Es ist nicht verwunderlich, dass ein Spieler wie Grischa Prömel nach den zuletzt gezeigten Leistungen und mit auslaufendem Vertrag einen Markt hat. Bislang konzentrierten sich die Gespräche auf eine Verlängerung des Kontraktes des 31-Jährigen in Hoffenheim, aber natürlich werfen auch Konkurrenten ihren Hut in den Ring. kicker-Informationen decken sich mit den Berichten von Sky und Bild, dass zumindest auch (aber nicht nur) der VfB Stuttgart Prömel auf dem Schirm hat.

Nächste Verhandlungsrunde mit der TSG

Schließlich ist der aktuelle Hoffenheimer Vize-Kapitän gebürtiger Stuttgarter, stammt aber dem Lokalrivalen Stuttgarter Kickers, ehe es ihn nach Karlsruhe und dann erstmals zur TSG zog.

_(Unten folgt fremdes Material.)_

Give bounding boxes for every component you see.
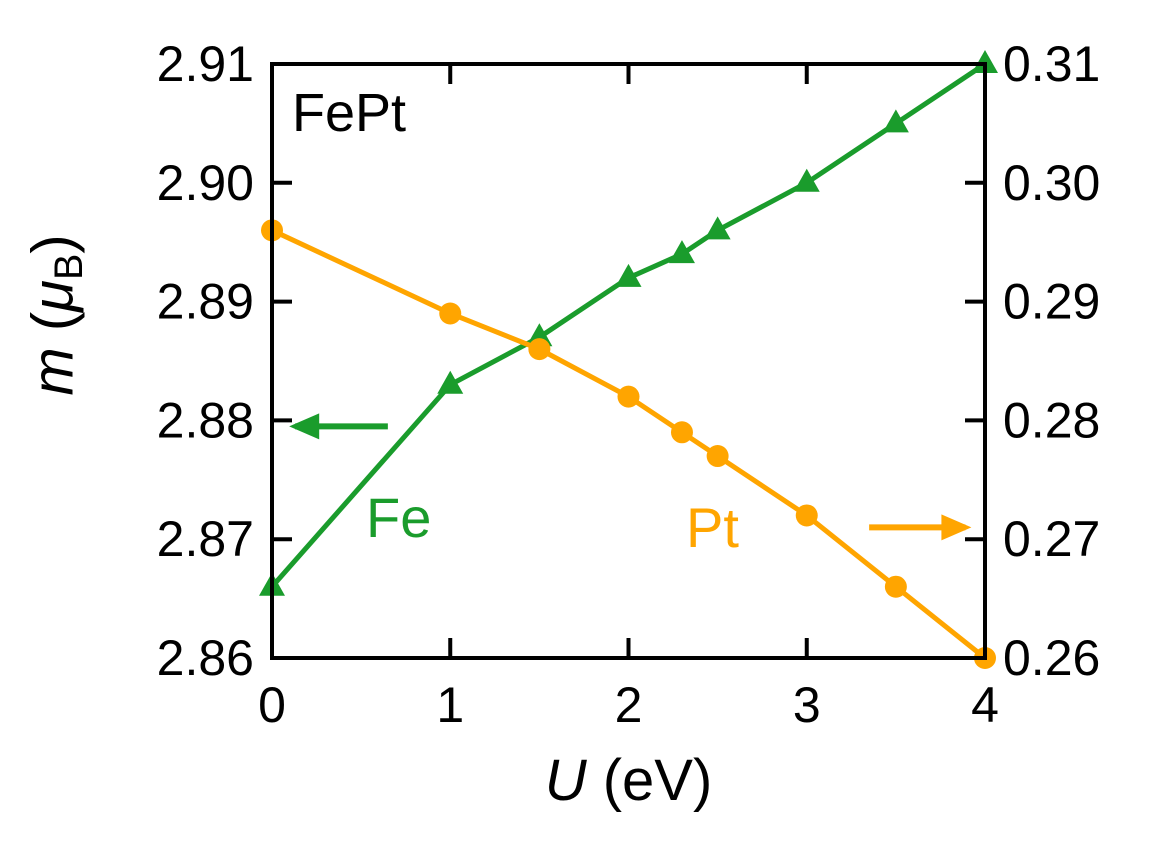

Im ersten Anlauf schaffte er auch den Durchbruch im Kraichgau nicht, erst nach der Station bei Union Berlin kehrte Prömel als Leistungsträger zur TSG zurück. Auch nach dem Rückschlag eines Kreuzbandrisses schaffte der dynamische Achter ein erstaunliches Comeback und präsentierte sich torgefährlicher denn je.

Talent mit Avdullahus Profil

Es spricht also auch einiges dafür, den mit der neuen Mannschaft in Hoffenheim eingeschlagenen Weg über den Sommer hinaus weiterzugehen. Dem Vernehmen nach stehen diesbezüglich weitere Verhandlungen unmittelbar bevor.

Umgekehrt gerät ein Stuttgarter Talent in den Hoffenheimer Fokus. Zumindest hat Mirza Catovic (18) das Interesse der TSG geweckt. Der defensive Mittelfeldspieler gilt als Perspektivspieler und könnte als alleiniger Sechser dereinst das Profil erfüllen, das derzeit Leon Avdullahu in der Profimannschaft verkörpert. Bis dahin könnte Catovic auch in Hoffenheims Drittligamannschaft reifen.

Vogt soll aus St. Gallen kommen

Ebenso als Vorgriff auf mögliche Abgänge im Sommer ist das medial bereits durchgedrungene Interesse der Hoffenheimer an Stürmer Alessandro Vogt zu werten. Der 20-jährige Mittelstürmer des Schweizer Erstligisten St. Gallen hat in der laufenden Saison in 19 Partien achtmal getroffen und könnte nach der Spielzeit für eine festgeschriebene Ablöse von 2,7 Millionen Euro wechseln.